The end-to-end 6.7B model directly challenges Claude-Sonnet-4, significantly closing the gap between open-source and proprietary models in multilingual plotting.

Limitations & Future Work¶

The model scale stops at 6.7B; the potential of larger LLM backends (e.g., 30B+) remains unexplored.
The SigLIP input resolution of 384×384 is a bottleneck; information-dense charts (sub-charts, complex heatmaps) easily lose detail. The authors suggest replacing it with a high-resolution visual adapter.
Although 202 templates are used, they are still limited; novel chart types (e.g., interactive charts) may not be covered.
Only three languages are supported; extending to D3.js / Vega-Lite / Mermaid would require new templates and metadata schemas.
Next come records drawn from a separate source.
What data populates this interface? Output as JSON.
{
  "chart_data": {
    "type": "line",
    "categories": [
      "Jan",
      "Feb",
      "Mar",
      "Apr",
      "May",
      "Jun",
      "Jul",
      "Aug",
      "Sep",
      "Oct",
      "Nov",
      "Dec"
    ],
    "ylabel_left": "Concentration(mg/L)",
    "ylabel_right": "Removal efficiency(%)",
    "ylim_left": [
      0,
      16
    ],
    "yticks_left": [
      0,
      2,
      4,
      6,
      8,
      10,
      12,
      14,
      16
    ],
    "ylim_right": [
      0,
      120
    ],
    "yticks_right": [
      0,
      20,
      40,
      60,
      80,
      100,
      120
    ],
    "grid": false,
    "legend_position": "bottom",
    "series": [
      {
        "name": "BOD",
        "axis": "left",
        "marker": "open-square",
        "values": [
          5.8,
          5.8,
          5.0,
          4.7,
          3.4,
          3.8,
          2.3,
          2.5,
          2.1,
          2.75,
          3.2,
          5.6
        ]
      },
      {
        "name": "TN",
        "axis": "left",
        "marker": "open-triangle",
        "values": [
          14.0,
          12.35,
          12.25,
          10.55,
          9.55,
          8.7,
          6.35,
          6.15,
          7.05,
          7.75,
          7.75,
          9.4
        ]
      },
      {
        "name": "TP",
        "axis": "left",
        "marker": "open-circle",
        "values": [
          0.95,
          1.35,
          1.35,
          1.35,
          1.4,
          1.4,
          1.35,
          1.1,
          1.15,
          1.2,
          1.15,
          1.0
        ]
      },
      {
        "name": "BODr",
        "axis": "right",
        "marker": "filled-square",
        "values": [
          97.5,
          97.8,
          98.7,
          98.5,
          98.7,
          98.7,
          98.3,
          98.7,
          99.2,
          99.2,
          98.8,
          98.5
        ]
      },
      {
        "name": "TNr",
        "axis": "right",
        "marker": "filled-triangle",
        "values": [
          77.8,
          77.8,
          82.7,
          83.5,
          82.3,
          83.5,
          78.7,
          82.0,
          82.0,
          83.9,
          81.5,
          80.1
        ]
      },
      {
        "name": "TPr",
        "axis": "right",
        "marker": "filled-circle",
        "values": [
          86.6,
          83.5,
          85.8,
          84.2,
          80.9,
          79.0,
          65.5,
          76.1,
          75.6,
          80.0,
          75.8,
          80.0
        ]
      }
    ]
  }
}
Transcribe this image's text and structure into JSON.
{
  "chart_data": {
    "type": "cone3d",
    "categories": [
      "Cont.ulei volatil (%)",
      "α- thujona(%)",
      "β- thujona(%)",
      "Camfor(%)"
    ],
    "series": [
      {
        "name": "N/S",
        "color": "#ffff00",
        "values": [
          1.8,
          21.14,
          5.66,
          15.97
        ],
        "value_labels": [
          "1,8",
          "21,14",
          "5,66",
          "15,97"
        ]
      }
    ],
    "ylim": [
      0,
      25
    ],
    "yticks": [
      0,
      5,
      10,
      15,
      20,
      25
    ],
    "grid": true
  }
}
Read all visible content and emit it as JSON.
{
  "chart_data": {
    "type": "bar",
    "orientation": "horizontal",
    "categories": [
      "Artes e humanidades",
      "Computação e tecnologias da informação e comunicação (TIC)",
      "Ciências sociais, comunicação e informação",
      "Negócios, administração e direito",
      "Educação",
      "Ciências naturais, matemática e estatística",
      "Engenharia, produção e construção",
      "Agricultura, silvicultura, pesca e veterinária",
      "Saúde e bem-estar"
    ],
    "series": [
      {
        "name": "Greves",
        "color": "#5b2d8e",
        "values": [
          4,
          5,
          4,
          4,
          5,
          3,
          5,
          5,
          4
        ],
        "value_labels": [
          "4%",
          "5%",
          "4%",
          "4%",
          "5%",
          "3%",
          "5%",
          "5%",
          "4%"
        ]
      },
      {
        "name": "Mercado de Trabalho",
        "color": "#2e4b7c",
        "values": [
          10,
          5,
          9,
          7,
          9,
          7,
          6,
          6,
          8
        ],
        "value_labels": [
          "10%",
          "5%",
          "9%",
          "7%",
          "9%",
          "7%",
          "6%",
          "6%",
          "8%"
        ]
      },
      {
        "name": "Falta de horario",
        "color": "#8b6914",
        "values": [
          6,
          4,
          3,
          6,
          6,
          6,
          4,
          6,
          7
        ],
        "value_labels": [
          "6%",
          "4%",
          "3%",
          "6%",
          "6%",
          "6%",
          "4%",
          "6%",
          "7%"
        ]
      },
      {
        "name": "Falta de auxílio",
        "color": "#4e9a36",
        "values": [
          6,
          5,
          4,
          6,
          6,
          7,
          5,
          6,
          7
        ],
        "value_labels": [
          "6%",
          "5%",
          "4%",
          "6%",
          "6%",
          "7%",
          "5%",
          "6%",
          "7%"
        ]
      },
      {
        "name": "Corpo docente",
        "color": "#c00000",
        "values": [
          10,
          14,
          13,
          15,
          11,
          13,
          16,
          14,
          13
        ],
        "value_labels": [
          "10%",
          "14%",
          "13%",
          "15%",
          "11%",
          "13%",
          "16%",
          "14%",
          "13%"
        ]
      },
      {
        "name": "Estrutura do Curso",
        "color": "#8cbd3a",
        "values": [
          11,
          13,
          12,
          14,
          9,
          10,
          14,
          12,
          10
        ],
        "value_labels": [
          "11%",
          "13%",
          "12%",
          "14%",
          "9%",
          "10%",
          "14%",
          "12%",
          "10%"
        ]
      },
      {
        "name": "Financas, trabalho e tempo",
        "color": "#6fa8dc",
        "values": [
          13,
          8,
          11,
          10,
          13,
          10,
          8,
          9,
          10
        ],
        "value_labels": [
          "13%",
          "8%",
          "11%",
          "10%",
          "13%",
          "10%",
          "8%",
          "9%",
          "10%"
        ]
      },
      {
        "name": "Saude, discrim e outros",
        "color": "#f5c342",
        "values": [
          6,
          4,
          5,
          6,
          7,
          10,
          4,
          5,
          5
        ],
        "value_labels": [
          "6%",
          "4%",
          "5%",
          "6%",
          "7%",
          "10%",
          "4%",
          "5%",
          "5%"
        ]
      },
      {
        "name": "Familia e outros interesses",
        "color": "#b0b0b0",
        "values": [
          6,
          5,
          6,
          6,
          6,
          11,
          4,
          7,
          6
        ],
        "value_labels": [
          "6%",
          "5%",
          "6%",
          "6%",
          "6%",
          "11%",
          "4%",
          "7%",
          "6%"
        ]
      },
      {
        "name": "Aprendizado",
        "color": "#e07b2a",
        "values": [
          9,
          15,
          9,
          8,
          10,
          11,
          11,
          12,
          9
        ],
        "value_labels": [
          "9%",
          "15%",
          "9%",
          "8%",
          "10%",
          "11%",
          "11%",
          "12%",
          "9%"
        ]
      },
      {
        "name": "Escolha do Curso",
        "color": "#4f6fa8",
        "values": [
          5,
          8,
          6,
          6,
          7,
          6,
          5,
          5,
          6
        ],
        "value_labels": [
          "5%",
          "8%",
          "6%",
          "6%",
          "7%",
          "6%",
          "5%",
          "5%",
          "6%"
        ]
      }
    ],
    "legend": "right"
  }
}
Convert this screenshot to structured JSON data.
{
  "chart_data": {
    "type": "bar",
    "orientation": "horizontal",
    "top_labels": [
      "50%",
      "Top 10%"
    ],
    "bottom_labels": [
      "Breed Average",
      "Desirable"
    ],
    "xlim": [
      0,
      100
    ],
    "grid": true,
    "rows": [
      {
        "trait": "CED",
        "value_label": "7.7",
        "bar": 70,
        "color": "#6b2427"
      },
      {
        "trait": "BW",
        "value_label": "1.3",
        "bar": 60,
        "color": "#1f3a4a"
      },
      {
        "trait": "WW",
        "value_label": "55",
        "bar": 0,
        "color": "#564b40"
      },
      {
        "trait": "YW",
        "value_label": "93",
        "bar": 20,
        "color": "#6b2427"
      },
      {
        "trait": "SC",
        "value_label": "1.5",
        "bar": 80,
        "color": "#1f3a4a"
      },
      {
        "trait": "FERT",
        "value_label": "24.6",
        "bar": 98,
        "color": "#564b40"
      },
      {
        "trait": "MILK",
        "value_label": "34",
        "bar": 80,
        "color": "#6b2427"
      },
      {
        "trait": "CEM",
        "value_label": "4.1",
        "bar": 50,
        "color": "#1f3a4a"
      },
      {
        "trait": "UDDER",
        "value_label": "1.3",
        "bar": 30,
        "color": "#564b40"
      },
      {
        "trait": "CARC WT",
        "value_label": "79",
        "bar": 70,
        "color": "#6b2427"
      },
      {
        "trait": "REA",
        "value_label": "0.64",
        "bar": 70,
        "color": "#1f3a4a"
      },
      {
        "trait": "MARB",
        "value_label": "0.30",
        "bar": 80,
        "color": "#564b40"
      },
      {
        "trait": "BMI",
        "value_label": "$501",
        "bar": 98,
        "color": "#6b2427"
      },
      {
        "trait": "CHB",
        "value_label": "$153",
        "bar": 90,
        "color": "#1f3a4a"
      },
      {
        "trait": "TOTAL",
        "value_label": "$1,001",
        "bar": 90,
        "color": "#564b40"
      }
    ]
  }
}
vs ChartCoder-7B (Zhao et al., 2025): ChartCoder is a Python specialist with 0% executability on R; Ours uses alignment data + routing to achieve a true multilingual generalist with comparable Python performance but superior generalization.
vs ChartMoE (Xu et al., 2025): ChartMoE uses a sparsely-gated MoE projector, leading to significant parameter bloat; the low-rank subspace adapter in this work is more compact and effective.
vs DaTikZ / AutomaTikZ (Belouadi et al., 2024): Focused solely on TikZ; this work treats TikZ as one of three languages and leverages alignment to allow other languages to boost its performance.

Rating¶

Novelty: ⭐⭐⭐⭐ Combining multi-view alignment with language-conditioned subspace routing is a rare synthesis in this field.
Experimental Thoroughness: ⭐⭐⭐⭐⭐ Three benchmarks × three languages × 14 baselines + detailed ablation.
Writing Quality: ⭐⭐⭐⭐ Clear narrative on motivation and methodology with concise formulas.
Value: ⭐⭐⭐⭐ Contributions in dataset, model, and paradigm with practical open-source utility.